Ainda assim, a ampla gama de materiais expande as possibilidades de síntese e também fornece mais dados para futuros programas de IA, diz Anatole von Lilienfeld, um cientista de materiais da Universidade de Toronto que não estava envolvido na pesquisa. Também ajuda a afastar os cientistas de materiais de seus preconceitos e caminhar em direção ao desconhecido. “Cada novo passo que você dá é fantástico”, ele diz. “Isso poderia inaugurar uma nova classe de compostos.”

O Projeto Materiais pode visualizar a estrutura atômica dos materiais. Este composto (Ba₆Nb₇O₂₁) é um dos novos materiais calculados pelo GNoME. Ele contém bário (azul), nióbio (branco) e oxigênio (verde).Vídeo: Projeto Materiais/Berkeley Lab

O Google também está interessado em explorar as possibilidades dos novos materiais gerados pelo GNoME, diz Pushmeet Kohli, vice-presidente de pesquisa da Google DeepMind. Ele compara o GNoME ao AlphaFold, o software da empresa que surpreendeu os biólogos estruturais com sua capacidade de prever como as proteínas se dobram. Ambos estão abordando problemas fundamentais, criando um arquivo de novos dados que os cientistas podem explorar e expandir. A partir daqui, a empresa planeja trabalhar em problemas mais específicos, como investigar propriedades interessantes dos materiais e usar IA para acelerar a síntese. Ambos são desafios porque, geralmente, há muito menos dados disponíveis do que para predizer a estabilidade.

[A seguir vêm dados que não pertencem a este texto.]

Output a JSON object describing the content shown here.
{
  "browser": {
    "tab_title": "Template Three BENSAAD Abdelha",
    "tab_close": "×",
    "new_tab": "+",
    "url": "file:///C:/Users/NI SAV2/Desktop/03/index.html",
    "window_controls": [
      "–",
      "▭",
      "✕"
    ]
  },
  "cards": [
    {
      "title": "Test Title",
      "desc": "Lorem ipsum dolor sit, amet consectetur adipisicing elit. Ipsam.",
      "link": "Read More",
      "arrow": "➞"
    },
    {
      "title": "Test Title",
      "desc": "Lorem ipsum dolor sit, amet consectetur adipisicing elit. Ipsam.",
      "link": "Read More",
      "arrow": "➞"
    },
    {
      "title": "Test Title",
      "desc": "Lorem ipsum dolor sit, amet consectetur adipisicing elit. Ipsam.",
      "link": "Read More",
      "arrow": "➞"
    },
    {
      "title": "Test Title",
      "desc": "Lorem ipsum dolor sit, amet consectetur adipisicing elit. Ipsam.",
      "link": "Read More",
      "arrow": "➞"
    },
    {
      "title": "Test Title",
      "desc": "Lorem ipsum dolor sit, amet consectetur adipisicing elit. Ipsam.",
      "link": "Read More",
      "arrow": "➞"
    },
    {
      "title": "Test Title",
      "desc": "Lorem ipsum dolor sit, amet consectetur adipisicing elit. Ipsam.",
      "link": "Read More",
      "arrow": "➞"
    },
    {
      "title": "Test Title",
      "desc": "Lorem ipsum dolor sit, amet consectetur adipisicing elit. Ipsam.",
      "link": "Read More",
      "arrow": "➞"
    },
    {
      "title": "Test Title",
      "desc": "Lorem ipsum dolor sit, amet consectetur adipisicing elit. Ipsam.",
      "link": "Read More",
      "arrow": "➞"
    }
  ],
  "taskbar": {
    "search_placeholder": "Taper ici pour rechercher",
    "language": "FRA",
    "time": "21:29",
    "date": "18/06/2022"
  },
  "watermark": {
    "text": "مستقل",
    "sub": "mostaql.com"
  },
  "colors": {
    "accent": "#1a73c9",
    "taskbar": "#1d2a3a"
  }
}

Kohli diz que a empresa está explorando suas opções para trabalhar mais diretamente com materiais físicos, contratando laboratórios externos ou continuando parcerias acadêmicas. Também poderia criar seu próprio laboratório, acrescenta ele, referindo-se ao Isomorphic Labs, uma spinoff de descoberta de medicamentos do DeepMind estabelecido em 2021 após o sucesso do AlphaFold.

As coisas podem se complicar para os pesquisadores que tentam dar um uso prático aos materiais. O Projeto de Materiais é popular tanto entre laboratórios acadêmicos quanto entre corporações, pois permite qualquer tipo de uso, incluindo empreendimentos comerciais. Os materiais da Google DeepMind estão sendo disponibilizados sob uma licença separada que proíbe o uso comercial. “Ele é lançado para fins acadêmicos”, diz Kohli. “Se as pessoas quiserem investigar e explorar parcerias comerciais, entre outras coisas, nós as avaliaremos caso a caso.”

Diversos cientistas que trabalham com materiais novos observaram que não está claro a influência que a empresa teria se um teste em um laboratório acadêmico levasse a um possível uso comercial para um material gerado pelo GNoME. Uma ideia para um novo cristal – sem um uso específico em mente – geralmente não é patenteável, e rastrear sua origem até o banco de dados poderia ser difícil.

Kohli também diz que, embora os dados estejam sendo lançados, não há planos atuais de lançar o modelo GNoME. Ele menciona questões de segurança – o software poderia teoricamente ser usado para gerar materiais perigosos, ele diz – e a incerteza sobre a estratégia de materiais da Google DeepMind. “É difícil fazer previsões sobre qual seria o impacto comercial”, diz Kohli.

Sparks espera que seus colegas acadêmicos fiquem incomodados com a falta de código para o GNoME, assim como os biólogos ficaram quando o AlphaFold foi inicialmente publicado sem um modelo completo. (A empresa lançou posteriormente.) “Isso é lamentável”, diz ele. Outros cientistas de materiais provavelmente desejarão reproduzir os resultados e investigar maneiras de melhorar o modelo ou adaptá-lo a usos específicos. Mas sem o modelo, eles não podem fazer nem uma coisa nem outra, diz Sparks.

Enquanto isso, os pesquisadores da Google DeepMind esperam que centenas de milhares de novos materiais sejam suficientes para manter teóricos e sintetizadores – tanto humanos quanto robóticos – bastante ocupados. “Toda tecnologia poderia ser aprimorada com melhores materiais. É um gargalo”, diz Cubuk. “Por isso precisamos capacitar o campo descobrindo mais materiais e ajudando as pessoas a descobrirem ainda mais.”